Employee-facing apps enhance employees’ capabilities in offering products and services.
Where are you in your business stage?
Tesla didn’t start as an autonomous car manufacturer. Instead, they launched their first product, Roadster, as an electric vehicle run by software, like smartphones. To use neural networks, you can start small and gradually leverage the neural networks in your business.
There are three stages of business growth, namely “Early-stage,” “Mature,” and “Growth.” When you’re in the Launch stage, you should build the IT infrastructure and utilize algorithms to perform repetitive tasks. For example, you can use neural networks to learn how to translate languages, recognize images, and categorize transactions. As you are starting, do make use of Google open API tools such as Google Translate. Keep in mind that you need to start somewhere with Artificial Intelligence.
Then, your business grows to the Mature stage. Here, you enhance your products and services to cater to customer needs. Netflix uses personalized recommendations, just like Amazon does. IBM published a white paper on their AI technology that helps doctors identify breast cancers. With neural networks, you will be able to train the machines to learn. But you will also need a lot of data. The Mature stage suits this requirement because by then, you already have plenty of customers and their behavioral data.

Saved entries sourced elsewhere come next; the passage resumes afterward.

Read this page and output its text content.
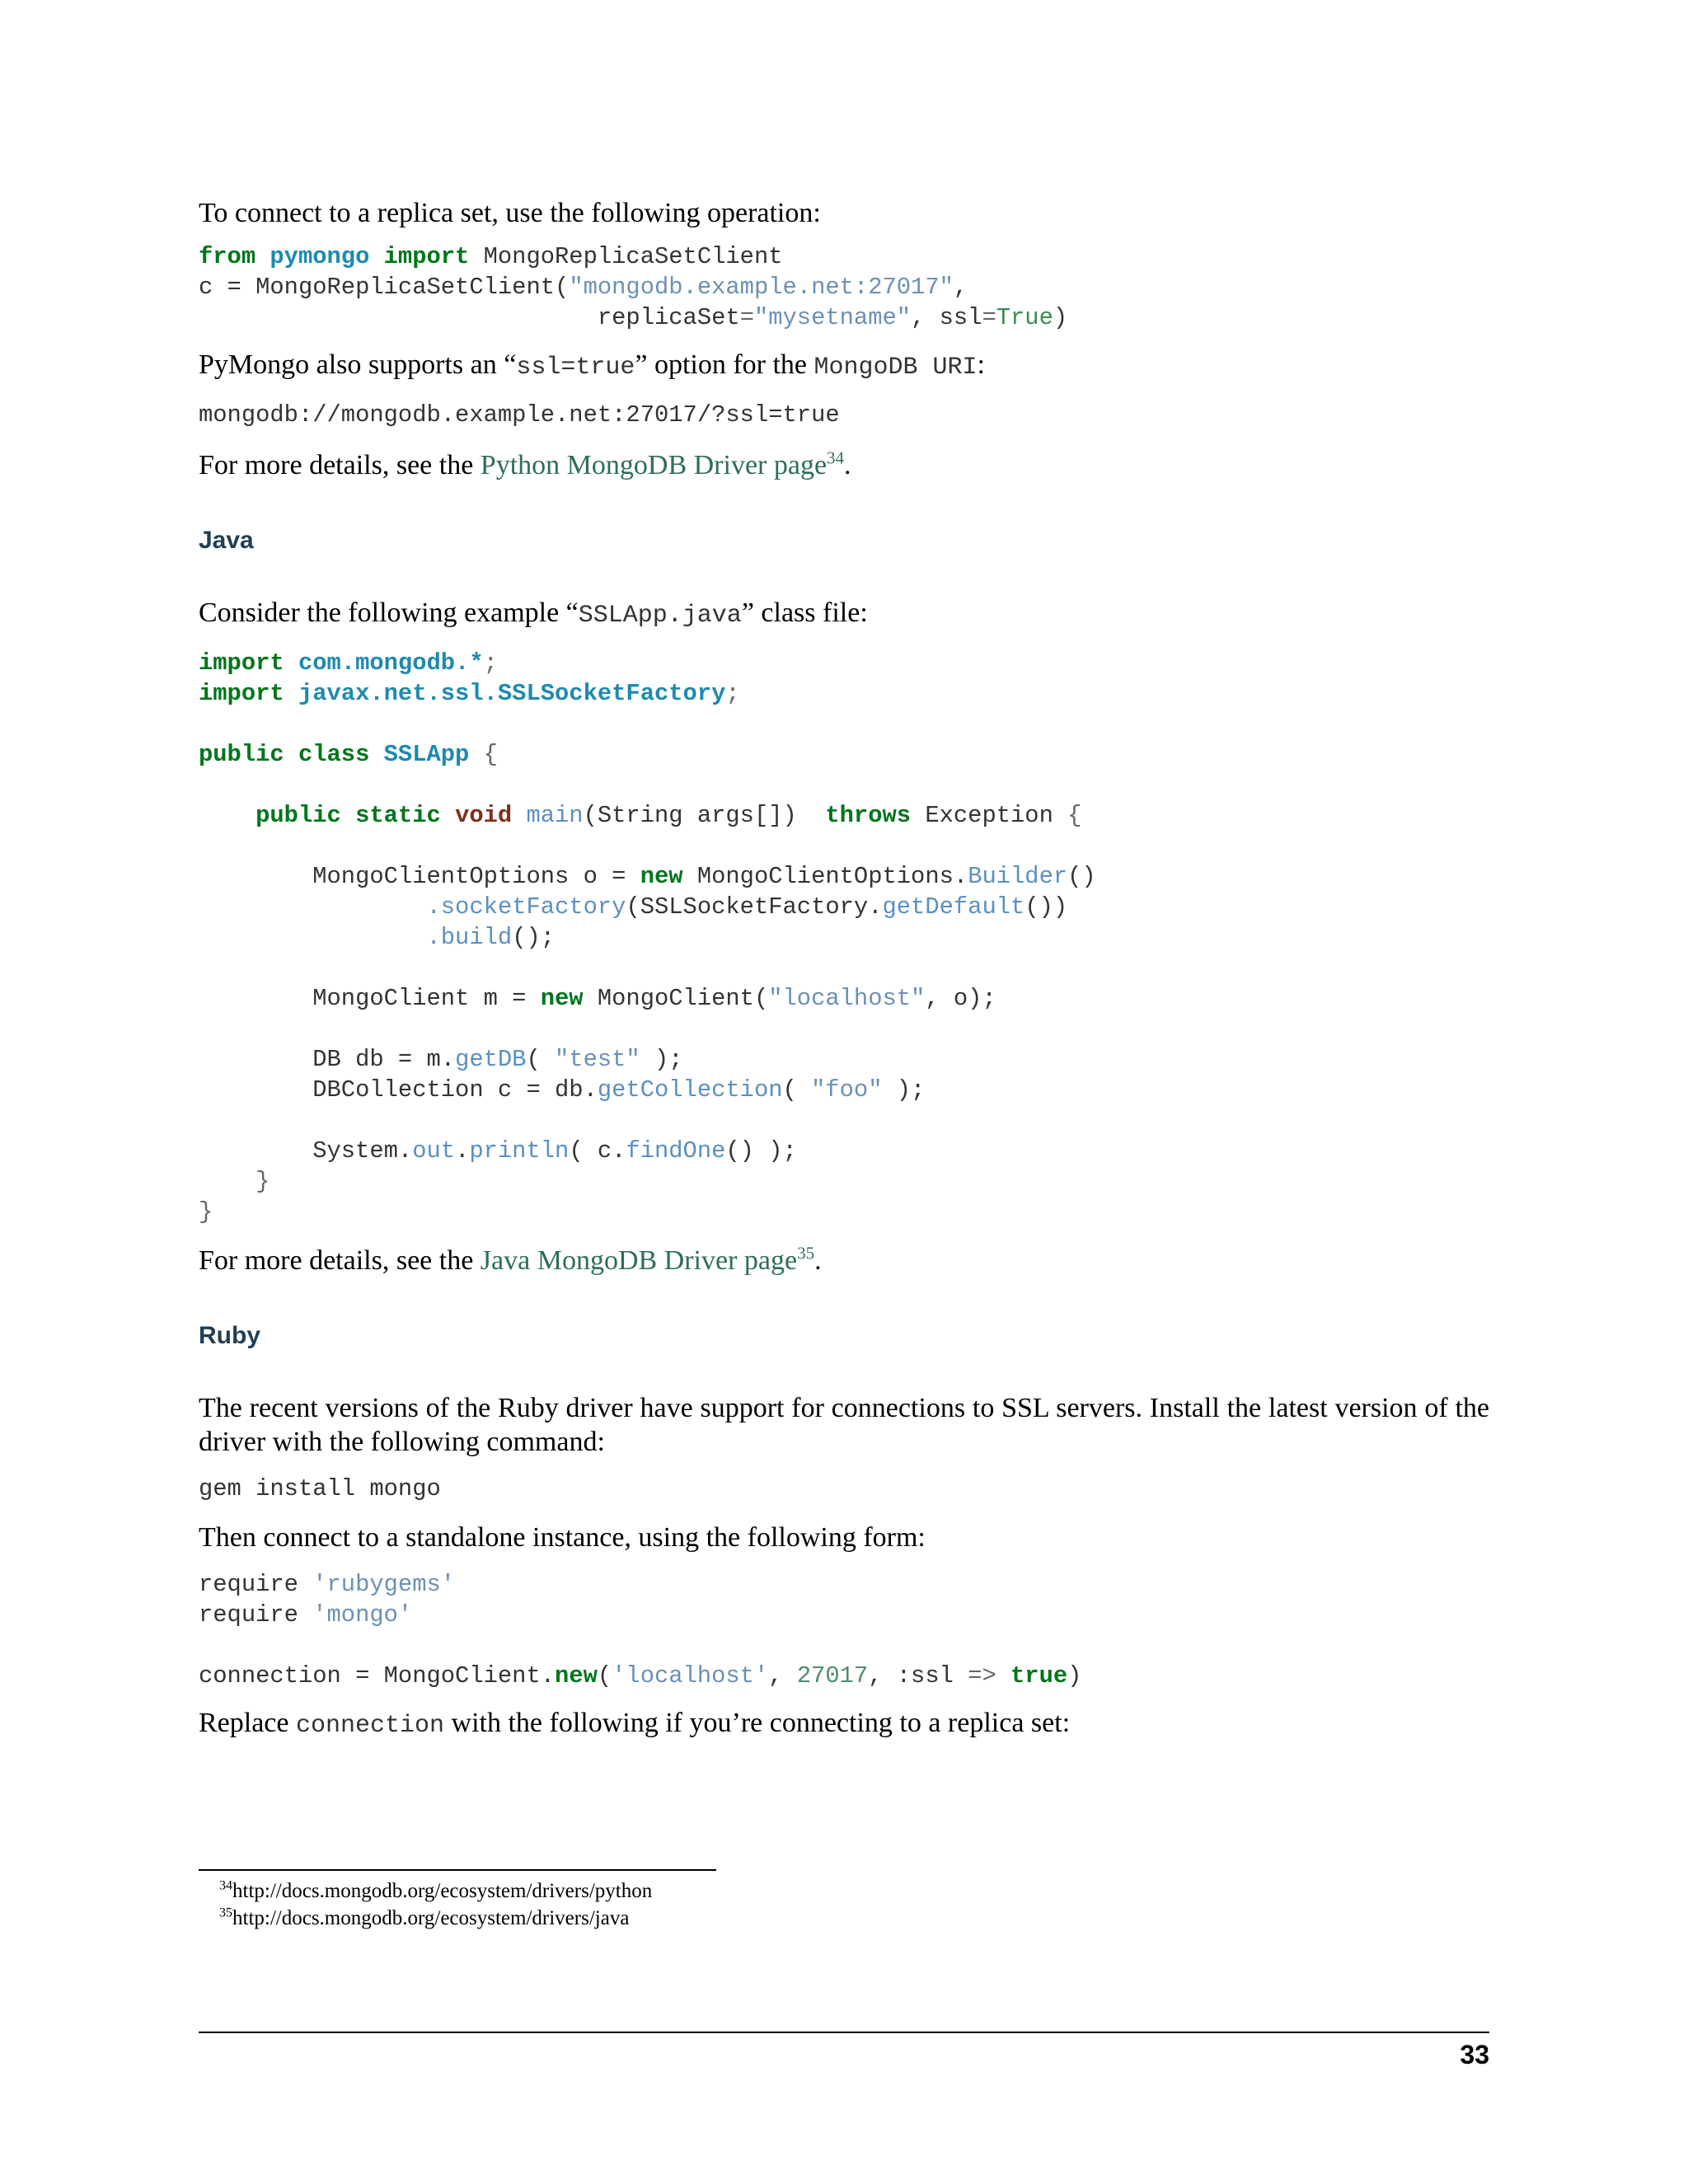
To connect to a replica set, use the following operation:

from pymongo import MongoReplicaSetClient
c = MongoReplicaSetClient("mongodb.example.net:27017",
replicaSet="mysetname", ssl=True)

PyMongo also supports an “ssl=true” option for the MongoDB URI:

mongodb://mongodb.example.net:27017/?ssl=true

For more details, see the Python MongoDB Driver page$^{34}$.

Java

Consider the following example “SSLApp.java” class file:

import com.mongodb.*;
import javax.net.ssl.SSLSocketFactory;

public class SSLApp {

public static void main(String args[]) throws Exception {

MongoClientOptions o = new MongoClientOptions.Builder()
.socketFactory(SSLSocketFactory.getDefault())
.build();

MongoClient m = new MongoClient("localhost", o);

DB db = m.getDB( "test" );
DBCollection c = db.getCollection( "foo" );

System.out.println( c.findOne() );
}
}

For more details, see the Java MongoDB Driver page$^{35}$.

Ruby

The recent versions of the Ruby driver have support for connections to SSL servers. Install the latest version of the driver with the following command:

gem install mongo

Then connect to a standalone instance, using the following form:

require 'rubygems'
require 'mongo'

connection = MongoClient.new('localhost', 27017, :ssl => true)

Replace connection with the following if you’re connecting to a replica set:

$^{34}$http://docs.mongodb.org/ecosystem/drivers/python
$^{35}$http://docs.mongodb.org/ecosystem/drivers/java
33
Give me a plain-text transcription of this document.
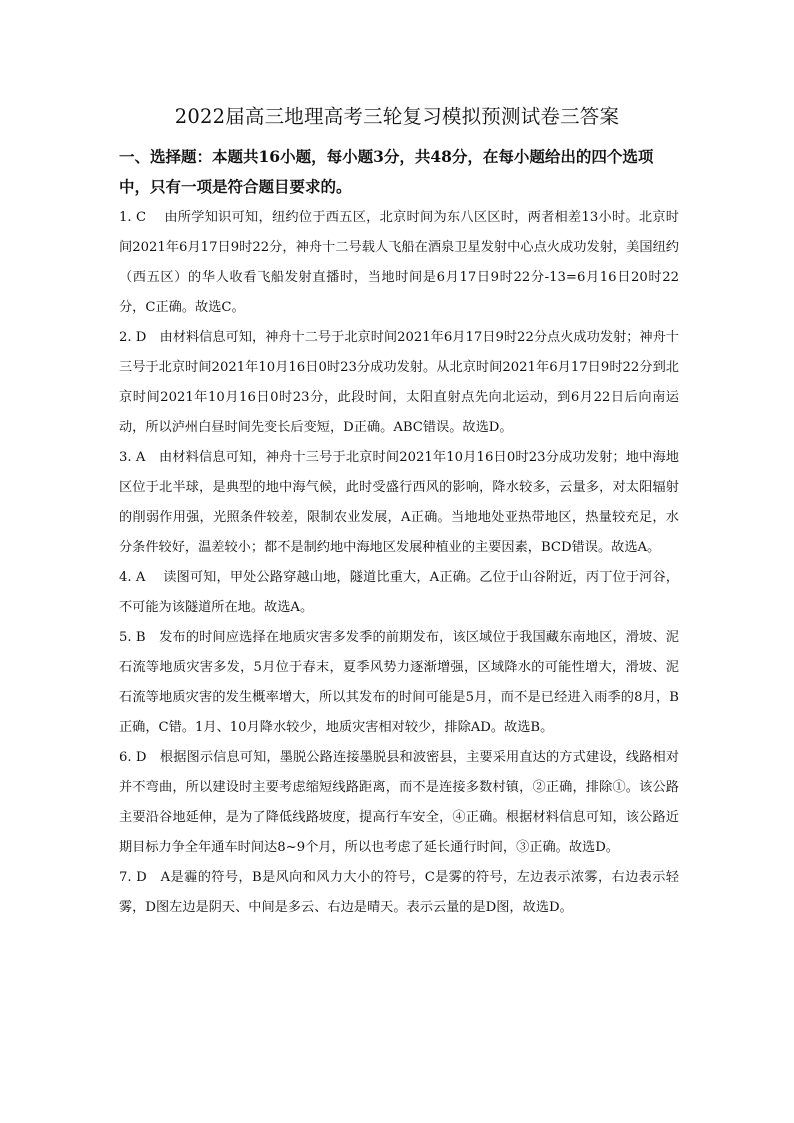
2022届高三地理高考三轮复习模拟预测试卷三答案
一、选择题：本题共16小题，每小题3分，共48分，在每小题给出的四个选项中，只有一项是符合题目要求的。

1. C　 由所学知识可知，纽约位于西五区，北京时间为东八区区时，两者相差13小时。北京时间2021年6月17日9时22分，神舟十二号载人飞船在酒泉卫星发射中心点火成功发射，美国纽约（西五区）的华人收看飞船发射直播时，当地时间是6月17日9时22分-13=6月16日20时22分，C正确。故选C。

2. D　由材料信息可知，神舟十二号于北京时间2021年6月17日9时22分点火成功发射；神舟十三号于北京时间2021年10月16日0时23分成功发射。从北京时间2021年6月17日9时22分到北京时间2021年10月16日0时23分，此段时间，太阳直射点先向北运动，到6月22日后向南运动，所以泸州白昼时间先变长后变短，D正确。ABC错误。故选D。

3. A　由材料信息可知，神舟十三号于北京时间2021年10月16日0时23分成功发射；地中海地区位于北半球，是典型的地中海气候，此时受盛行西风的影响，降水较多，云量多，对太阳辐射的削弱作用强，光照条件较差，限制农业发展，A正确。当地地处亚热带地区，热量较充足，水分条件较好，温差较小；都不是制约地中海地区发展种植业的主要因素，BCD错误。故选A。

4. A　 读图可知，甲处公路穿越山地，隧道比重大，A正确。乙位于山谷附近，丙丁位于河谷，不可能为该隧道所在地。故选A。

5. B　发布的时间应选择在地质灾害多发季的前期发布，该区域位于我国藏东南地区，滑坡、泥石流等地质灾害多发，5月位于春末，夏季风势力逐渐增强，区域降水的可能性增大，滑坡、泥石流等地质灾害的发生概率增大，所以其发布的时间可能是5月，而不是已经进入雨季的8月，B正确，C错。1月、10月降水较少，地质灾害相对较少，排除AD。故选B。

6. D　根据图示信息可知，墨脱公路连接墨脱县和波密县，主要采用直达的方式建设，线路相对并不弯曲，所以建设时主要考虑缩短线路距离，而不是连接多数村镇，②正确，排除①。该公路主要沿谷地延伸，是为了降低线路坡度，提高行车安全，④正确。根据材料信息可知，该公路近期目标力争全年通车时间达8~9个月，所以也考虑了延长通行时间，③正确。故选D。

7. D　A是霾的符号，B是风向和风力大小的符号，C是雾的符号，左边表示浓雾，右边表示轻雾，D图左边是阴天、中间是多云、右边是晴天。表示云量的是D图，故选D。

Finally, Growth is where you expand your business to other sectors. You may want to focus on a specific customer segment and tailor solutions that match their lifestyles. For example, if you target Gen Z, you might want to consider Tiktok social media to reach them. At this stage, you can experiment on many different neural networks. Google started from image recognition of cats, and now, it has an app called Voice Search that translates speech to text for searches. Tesla began to, from electric vehicles to now, real-time image recognition with 360-degree cameras and forward-facing radars.
Remember that if you don’t grow, others would take the chance and therefore, you will lose in the competition. Nokia and Blackberry are classic examples of how ignorance played in decision making. You don’t want your business to stop growing. Therefore, you have to start implementing AI technology little by little.
UX Design and neural networks
There is a possibility that neural networks can uncover the qualitative part of consumer behavior. The current tools available online usually predict behavior based on quantitative data: we can predict the likelihood of a website visitor to become a potential sales lead using the historical or industry benchmark data. Another example would be Google Keyword Planner, where we can have a rough guess on how our blog post will thrive based on the volume of monthly searches and competition regarding the keywords.
Neural networks, on the other hand, may predict beyond the numbers given. For example, it can predict the likelihood of a user to support a social campaign based on their behavior. If a person recently buys a gun, he or she might be a Republican, and thus, the user has preferences in supporting social causes. We can use neural networks to offer products and services related to the customer, even when they haven’t yet realized the need.
Neural networks address customers’ pain points and introduce products and services during the ‘Awareness’ stage of a customer’s journey.
The downturn effects on neural network research
Perhaps the first thing you should know is that technology investment is beneficial for many business owners. McKinsey mentioned that neural networks could create a value of US$3.5 trillion to US$5.8 trillion annually.
In a sense, artificial intelligence, such as neural networks, will be needed in the future. The infrastructure to utilize it will also become more accessible, cheaper, and more advanced. Take Microsoft Azure, for instance. It is offering free account access as of June 2020. You can also check out Google Cloud, IBM Cloud Pak & Data, and Amazon AWS.